Alors évidemment, l'illogique a lieu de temps en temps, surtout pour ceux qui la ressentent intensément. Oh, il ne se traduit pas par des mots, mais par du corps, des souffrances du corps, dont toute "logique" est pour le coup absente. Tu parles sans cesse, dans ces lignes de "tout", du "tout" (de la totalité, quoi, désignée ou prise en soi). Note au passage que prendre quelque chose en soi, n'existe pas, c'est un fantasme. Ce tout que tu invoques comme si tout (précisément) reposait dessus, ce tout là non plus à des chances d'être une idée vide. Mon maître me disait souvent, à sa manière, "le tout, tu sais, c'est quand même beaucoup". Il voulait dire que s'il y a un tout, ce qui n'est qu'une hypothèse, ce tout ne peut faire l'objet d'aucune expérience matérielle, concrète. Au tout, on a jamais qu'un tout petit accès, à une petite partie. En même temps, tu connais bien quelqu'un qui fait des expériences concrètes avec le tout : cela s'appelle l'inspiration ou le délire mystique, au sens noble (la formule noble de ce sens, cest : Un = Un). Le tout, c'est beaucoup parce que c'est Un. C'est une unité, étant une totalité. Il enveloppe et contient l'ensemble de ce qui est et de ce qu'il y a. Le tout, c'est l'Un qui rassemble les multiples éparpillés. Mais comme nous l'avions dit de manière introductive, il n'y a pas l'Un. Un = fantasme intensif, c'est-à-dire jouissif et douloureux.

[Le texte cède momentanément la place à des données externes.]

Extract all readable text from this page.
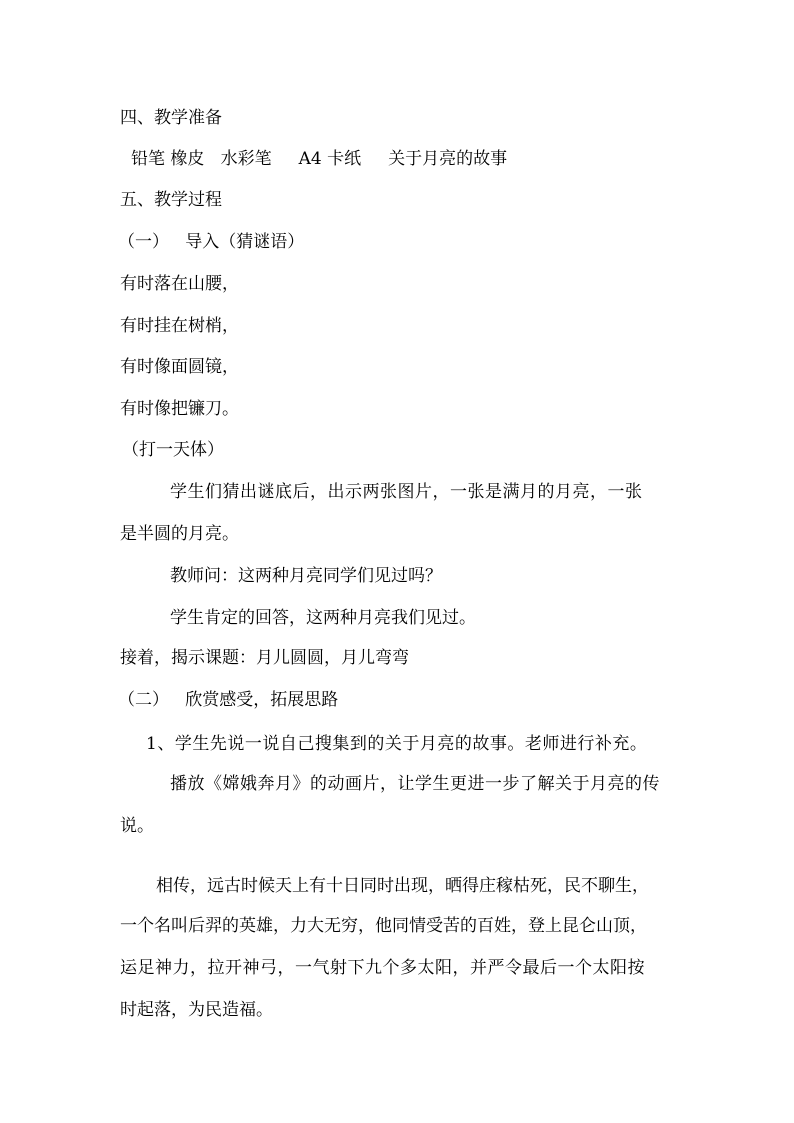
四、教学准备
铅笔 橡皮   水彩笔     A4 卡纸     关于月亮的故事
五、教学过程
（一）   导入（猜谜语）
有时落在山腰，
有时挂在树梢，
有时像面圆镜，
有时像把镰刀。
（打一天体）
学生们猜出谜底后，出示两张图片，一张是满月的月亮，一张
是半圆的月亮。
教师问：这两种月亮同学们见过吗？
学生肯定的回答，这两种月亮我们见过。
接着，揭示课题：月儿圆圆，月儿弯弯
（二）   欣赏感受，拓展思路
1、学生先说一说自己搜集到的关于月亮的故事。老师进行补充。
播放《嫦娥奔月》的动画片，让学生更进一步了解关于月亮的传
说。
相传，远古时候天上有十日同时出现，晒得庄稼枯死，民不聊生，
一个名叫后羿的英雄，力大无穷，他同情受苦的百姓，登上昆仑山顶，
运足神力，拉开神弓，一气射下九个多太阳，并严令最后一个太阳按
时起落，为民造福。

"Il est logique que l'homme ne soit". J'ose espérer que la phrase n'a pas de coquille, et que le point manquant manque bien à dessein (ce serait moins compliqué, sinon). Je remarque immédiatement deux choses : la phrase ne finit pas, et ne finissant pas, elle ne finit pas sur une négation annoncée, fût-elle absente. Autant dire que ça finit mal ! Il serait question d'une logique existentielle du négatif, de l'absence, en d'autres termes de ce qui n'a pas lieu (par exemple, la pensée). Je dirais personnellement de l'indétermination, mais c'est mon jargon personnel. Il y a un "avoir-lieu" du "non-lieu". Des effets sans cause. Comme le dit Lynch, dans le Inland Empire : "Actions are consequences. But, there is magic !" Et "magic", c'est que quelque chose a lieu, ayant pour origine ce qui n'a pas eu lieu (en psychanalyse, Freud appelle aussi cela "névrose"). Que la phrase ne puisse pas finir par un point, c'est évident : si l'on osait la détermination de l'homme, on perdrait cet indétermination, au profit de l'identité (l'identité est un gain, un profit, une construction spéculative et rêveuse : elle s'effondre facilement, se fêle d'abord, puis craque ; ce processus de destitution de l'identité, Marx appelle cela une révolution, Freud une psychose, et Deleuze la liberté et l'éthique).Or, s'il n'y a pas de détermination de l'homme, c'est que l'homme est indéterminé : c'est l'une des trois indéterminations.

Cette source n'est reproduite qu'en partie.